Business bosses must adopt the latest flexible working practices in order to survive the economic downturn, according to research for BT Business.
Only businesses which can respond to their customers’ needs from the train, hotel room or even the beach will be agile enough to prosper, the report from the Centre for Future Studies indicated.
BT Business, the part of BT which looks after businesses from start-ups to medium sized enterprises, has produced an online quiz to allow bosses to test how flexible they are at http://www.insight.bt.com/Topics/Flexible-working.
UK businesses are lagging behind their European counterparts when it comes to offering employees the ability to work from anywhere using a range of smartphones, laptops and other broadband technologies.

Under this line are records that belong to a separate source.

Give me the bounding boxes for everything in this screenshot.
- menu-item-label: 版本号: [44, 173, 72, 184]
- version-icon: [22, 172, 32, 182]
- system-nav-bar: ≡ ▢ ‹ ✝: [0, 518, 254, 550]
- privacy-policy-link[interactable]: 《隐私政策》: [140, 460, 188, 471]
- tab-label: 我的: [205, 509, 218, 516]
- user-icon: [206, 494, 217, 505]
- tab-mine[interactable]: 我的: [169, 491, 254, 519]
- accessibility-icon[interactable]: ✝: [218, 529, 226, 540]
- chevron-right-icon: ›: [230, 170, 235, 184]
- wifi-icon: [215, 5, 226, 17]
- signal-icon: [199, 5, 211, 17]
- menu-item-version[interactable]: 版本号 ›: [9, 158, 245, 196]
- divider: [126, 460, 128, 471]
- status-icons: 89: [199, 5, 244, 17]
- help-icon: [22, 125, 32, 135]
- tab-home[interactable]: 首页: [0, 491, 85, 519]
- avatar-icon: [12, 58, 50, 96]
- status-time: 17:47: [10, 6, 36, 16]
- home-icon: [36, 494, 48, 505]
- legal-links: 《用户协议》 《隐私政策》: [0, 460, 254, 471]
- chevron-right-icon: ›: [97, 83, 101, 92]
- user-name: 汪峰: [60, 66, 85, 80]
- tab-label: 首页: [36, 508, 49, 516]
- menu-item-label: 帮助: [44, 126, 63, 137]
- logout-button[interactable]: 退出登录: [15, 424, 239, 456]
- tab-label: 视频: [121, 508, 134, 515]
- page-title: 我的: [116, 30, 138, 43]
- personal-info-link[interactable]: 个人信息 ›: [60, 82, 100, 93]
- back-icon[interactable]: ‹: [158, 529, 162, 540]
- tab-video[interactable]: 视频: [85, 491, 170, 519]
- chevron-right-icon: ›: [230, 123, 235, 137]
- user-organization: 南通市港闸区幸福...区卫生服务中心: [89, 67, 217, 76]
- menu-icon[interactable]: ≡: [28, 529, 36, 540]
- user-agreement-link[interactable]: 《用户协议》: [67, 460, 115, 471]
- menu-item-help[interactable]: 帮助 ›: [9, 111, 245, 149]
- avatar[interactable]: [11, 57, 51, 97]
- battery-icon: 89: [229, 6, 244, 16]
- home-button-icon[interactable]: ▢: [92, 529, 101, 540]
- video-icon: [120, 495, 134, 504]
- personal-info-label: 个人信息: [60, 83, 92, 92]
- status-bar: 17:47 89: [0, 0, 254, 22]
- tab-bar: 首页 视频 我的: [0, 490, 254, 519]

According to research from Ipsos MORI and RIM less than half (46%) of UK businesses enable employees to do this, versus 86 per cent of Spanish firms.
Bill Murphy, managing director of BT Business, said: “Flexible working is clearly no longer the luxury option. Businesses can thrive through their ability to respond to customers promptly, whether from their desk, the train, the home or hotel room. In the current climate, the most flexible businesses are better placed to respond to their customers and partners. Those managers can rest easy on their summer break.”
The online quiz presents a range of questions to help employees rate which “generation” their business belongs to – ranging from those simply operating flexi-time (first generation), through to those working with total flexibility of location, task and time (third generation). Users can see hints and tips to help implement flexible working, plus video case studies of business leaders who have embraced and reaped the rewards of flexible working.
In the current economic climate, research1 shows how working flexibly with the right supporting technology has real business benefits. Almost half of the UK’s small businesses (48 per cent) have won business through their ability to stay in touch
wherever they are. When compared to a European average of 62 per cent, however, the UK still has some way to go.
With business owners under pressure to be available 24 hours a day, seven days a week for their customers – holiday or not, tools are available to take the stress out of the need to be ‘always available’.